Are you a sophomore who is interested in communication but unsure of what focus area to pursue?
Or are you freshman feeling overwhelmed about what lies ahead of you in the next four years?
Whether you feel you have it all together or you’re bursting into tears each time you log into Moodle, you could use a pep talk. With Midterm Week on the horizon, here are a couple of reminders to combat your academic and occupational stress:
- Don’t compare yourself to others.
It’s a trap. Sure, there’s nothing wrong with learning a thing or two from your peers and admiring their work ethic. It’s encouraged, even. However, when you’re lurking on their LinkedIn profiles and begin to feel inadequate because of their five internship experiences and glowing endorsements from Michelle Obama and Olivia Pope, there’s a problem.
Your path is your own, so work at your own pace. While the communication field is extremely competitive, you can’t control the actions of your classmates and the accomplishments they add to their resumes. Comparing yourself to them and consequently feeling down on yourself is only distracting you from your mission to achieve your goals.
Want to know whose actions you can’t control? I’ll give you a hint: It’s the person with the same W number as you.
- Stop selling yourself short.
You know more than you think, and what you don’t know, you can learn. To learn, you have to be open-minded to different opportunities. For example, you hear through the grapevine that a PR agency in Hammond is looking for a summer intern. You want the experience, but you’re afraid that you won’t know how to do everything the job requires.
My advice? Apply anyway! Learning is achieved by doing. Interns, college graduates, and even seasoned professionals make mistakes, but those mistakes help you growth. We like to see growth, don’t we?
Welcome constructive criticism and feedback, for that’s how you learn the ropes. Dive into new experiences and pat yourself on the back when you conquer new challenges. Also, don’t shy away from failure. If you’re unsuccessful the first time, you now know what not to do the second and third time.
- Exhaust your resources
The Communication Advising Office is open from 8 a.m. – 4:30 p.m. Monday – Thursday every week. Your advisors are not only responsible for helping you coordinate your schedule for upcoming semesters. We can talk to you about your major, too, and inform you of more resources available to you in the Department. Dr. Madere, the Internship Coordinator, is available to talk to you about internships in your area.
Network with your professors. Visit them outside of the classroom or chat with them via email. Respectfully, of course. They have backgrounds in the fields you want to enter once you graduate. Has it ever occurred to you that they may know somebody who knows somebody WHO KNOWS SOMEBODY?

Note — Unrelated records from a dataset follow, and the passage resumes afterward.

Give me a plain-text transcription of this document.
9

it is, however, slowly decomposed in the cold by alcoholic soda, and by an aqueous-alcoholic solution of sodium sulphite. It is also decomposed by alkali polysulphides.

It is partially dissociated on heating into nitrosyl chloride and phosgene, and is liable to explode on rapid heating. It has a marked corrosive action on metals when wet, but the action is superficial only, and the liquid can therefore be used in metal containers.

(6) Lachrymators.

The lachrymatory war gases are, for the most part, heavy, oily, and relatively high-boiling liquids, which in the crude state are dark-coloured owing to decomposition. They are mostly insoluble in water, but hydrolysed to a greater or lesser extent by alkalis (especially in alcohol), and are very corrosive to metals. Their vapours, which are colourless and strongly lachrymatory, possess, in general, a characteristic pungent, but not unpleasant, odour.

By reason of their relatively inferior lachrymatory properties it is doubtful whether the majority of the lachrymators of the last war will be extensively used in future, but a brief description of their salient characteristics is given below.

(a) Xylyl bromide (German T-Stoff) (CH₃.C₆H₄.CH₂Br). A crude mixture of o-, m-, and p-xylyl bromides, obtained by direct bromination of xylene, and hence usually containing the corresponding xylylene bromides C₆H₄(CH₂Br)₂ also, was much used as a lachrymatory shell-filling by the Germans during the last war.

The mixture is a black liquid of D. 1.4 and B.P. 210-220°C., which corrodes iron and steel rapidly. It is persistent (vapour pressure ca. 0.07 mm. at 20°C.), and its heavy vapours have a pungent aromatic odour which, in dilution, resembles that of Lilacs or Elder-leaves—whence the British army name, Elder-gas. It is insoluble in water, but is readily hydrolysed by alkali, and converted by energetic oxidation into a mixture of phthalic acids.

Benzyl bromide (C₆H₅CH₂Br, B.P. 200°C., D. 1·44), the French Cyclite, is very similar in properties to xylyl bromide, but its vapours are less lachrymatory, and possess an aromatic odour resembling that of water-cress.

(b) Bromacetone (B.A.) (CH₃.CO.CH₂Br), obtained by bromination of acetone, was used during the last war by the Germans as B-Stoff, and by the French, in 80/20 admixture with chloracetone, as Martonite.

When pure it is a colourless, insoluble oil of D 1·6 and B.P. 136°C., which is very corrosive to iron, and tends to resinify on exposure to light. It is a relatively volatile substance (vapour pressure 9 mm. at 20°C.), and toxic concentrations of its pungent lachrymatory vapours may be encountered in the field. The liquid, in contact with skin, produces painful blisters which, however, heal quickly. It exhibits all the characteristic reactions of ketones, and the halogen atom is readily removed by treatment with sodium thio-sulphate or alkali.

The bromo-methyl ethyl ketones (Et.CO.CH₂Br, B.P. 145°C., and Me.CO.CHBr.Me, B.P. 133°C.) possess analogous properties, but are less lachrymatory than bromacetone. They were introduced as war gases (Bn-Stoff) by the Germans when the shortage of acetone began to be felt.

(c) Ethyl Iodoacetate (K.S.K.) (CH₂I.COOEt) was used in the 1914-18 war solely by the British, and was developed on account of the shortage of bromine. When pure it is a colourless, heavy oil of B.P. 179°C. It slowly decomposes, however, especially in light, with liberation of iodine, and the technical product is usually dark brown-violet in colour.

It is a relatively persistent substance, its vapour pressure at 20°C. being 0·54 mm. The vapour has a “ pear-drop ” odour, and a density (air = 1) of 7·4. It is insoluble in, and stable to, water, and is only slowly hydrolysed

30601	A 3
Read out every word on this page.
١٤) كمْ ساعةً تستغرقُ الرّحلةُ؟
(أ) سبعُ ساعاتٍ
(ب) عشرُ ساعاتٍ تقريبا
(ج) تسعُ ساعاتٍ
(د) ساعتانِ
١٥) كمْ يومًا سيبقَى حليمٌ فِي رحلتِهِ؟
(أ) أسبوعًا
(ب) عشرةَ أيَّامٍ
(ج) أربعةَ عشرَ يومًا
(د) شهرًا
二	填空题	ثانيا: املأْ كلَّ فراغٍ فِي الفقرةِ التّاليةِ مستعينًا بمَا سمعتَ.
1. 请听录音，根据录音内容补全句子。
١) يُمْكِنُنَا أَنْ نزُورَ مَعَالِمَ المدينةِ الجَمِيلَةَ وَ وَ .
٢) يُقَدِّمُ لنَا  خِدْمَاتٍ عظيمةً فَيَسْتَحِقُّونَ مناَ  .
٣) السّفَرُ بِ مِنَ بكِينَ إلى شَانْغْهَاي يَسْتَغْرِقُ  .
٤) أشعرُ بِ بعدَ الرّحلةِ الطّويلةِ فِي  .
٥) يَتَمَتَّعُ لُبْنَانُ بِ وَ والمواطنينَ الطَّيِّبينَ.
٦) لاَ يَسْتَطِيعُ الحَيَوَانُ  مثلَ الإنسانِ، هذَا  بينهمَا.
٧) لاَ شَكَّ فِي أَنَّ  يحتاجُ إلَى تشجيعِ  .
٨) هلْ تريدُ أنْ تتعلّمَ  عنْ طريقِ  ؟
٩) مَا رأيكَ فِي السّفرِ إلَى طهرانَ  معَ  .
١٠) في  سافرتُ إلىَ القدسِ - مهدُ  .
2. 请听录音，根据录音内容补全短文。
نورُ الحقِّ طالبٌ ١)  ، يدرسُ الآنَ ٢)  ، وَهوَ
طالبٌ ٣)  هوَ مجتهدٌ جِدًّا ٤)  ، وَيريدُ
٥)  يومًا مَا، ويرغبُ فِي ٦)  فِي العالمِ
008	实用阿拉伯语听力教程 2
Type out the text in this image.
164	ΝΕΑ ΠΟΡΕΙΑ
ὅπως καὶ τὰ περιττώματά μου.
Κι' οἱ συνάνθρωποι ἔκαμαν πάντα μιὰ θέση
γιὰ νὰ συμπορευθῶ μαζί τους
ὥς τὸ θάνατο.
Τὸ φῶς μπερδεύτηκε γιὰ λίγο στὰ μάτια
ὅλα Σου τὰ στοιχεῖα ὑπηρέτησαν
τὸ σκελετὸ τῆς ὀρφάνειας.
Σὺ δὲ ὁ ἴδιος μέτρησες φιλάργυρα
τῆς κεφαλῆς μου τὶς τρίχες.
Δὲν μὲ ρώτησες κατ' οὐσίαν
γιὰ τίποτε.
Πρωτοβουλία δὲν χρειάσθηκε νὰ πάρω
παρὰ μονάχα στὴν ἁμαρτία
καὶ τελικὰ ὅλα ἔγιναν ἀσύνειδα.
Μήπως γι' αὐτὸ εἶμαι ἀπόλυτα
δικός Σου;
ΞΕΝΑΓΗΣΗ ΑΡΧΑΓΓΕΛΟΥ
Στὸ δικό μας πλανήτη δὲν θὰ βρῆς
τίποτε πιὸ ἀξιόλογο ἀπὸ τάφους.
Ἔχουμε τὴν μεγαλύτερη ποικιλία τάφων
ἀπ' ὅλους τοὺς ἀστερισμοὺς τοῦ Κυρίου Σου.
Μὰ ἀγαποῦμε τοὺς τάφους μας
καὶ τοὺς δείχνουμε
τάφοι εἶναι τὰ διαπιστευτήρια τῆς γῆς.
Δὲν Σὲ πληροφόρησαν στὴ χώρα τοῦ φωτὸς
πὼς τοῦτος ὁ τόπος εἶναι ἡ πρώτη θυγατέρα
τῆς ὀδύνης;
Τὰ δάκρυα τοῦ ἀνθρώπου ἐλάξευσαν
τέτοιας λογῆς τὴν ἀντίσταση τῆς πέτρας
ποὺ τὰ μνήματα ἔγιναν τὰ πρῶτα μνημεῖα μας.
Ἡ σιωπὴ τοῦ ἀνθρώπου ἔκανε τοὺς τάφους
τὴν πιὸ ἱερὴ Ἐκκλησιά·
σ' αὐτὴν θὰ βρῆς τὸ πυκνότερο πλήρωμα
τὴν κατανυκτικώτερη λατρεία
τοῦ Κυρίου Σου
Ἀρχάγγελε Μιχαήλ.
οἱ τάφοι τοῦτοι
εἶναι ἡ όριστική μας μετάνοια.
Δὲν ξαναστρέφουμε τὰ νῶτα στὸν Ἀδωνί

Go the extra mile. Your revelation about what you want to do with your life is not going to just come to you if you don’t do the work. Join a campus organization (NOCA, Press Club, PRSSA, BEA), attend a professional conference, or capitalize on the fact that Google, as well as numerous resources on social media, is free. Once you discover your interests, you can begin building the skills that will only accentuate your versatility and make you a better job candidate.
You misread 100% of the AP Style books you don’t buy, or whatever Wayne Gretzky said. You may not be responsible for every circumstance of your life, and some circumstances are definitely not easy to overcome. Yet, you are responsible for how you choose to respond, and the Comm Department wants to ensure that you are informed about your studies and the career implications of the degree you’re pursuing.
We’re rooting for you, Comm Lion. We’re all rooting for you.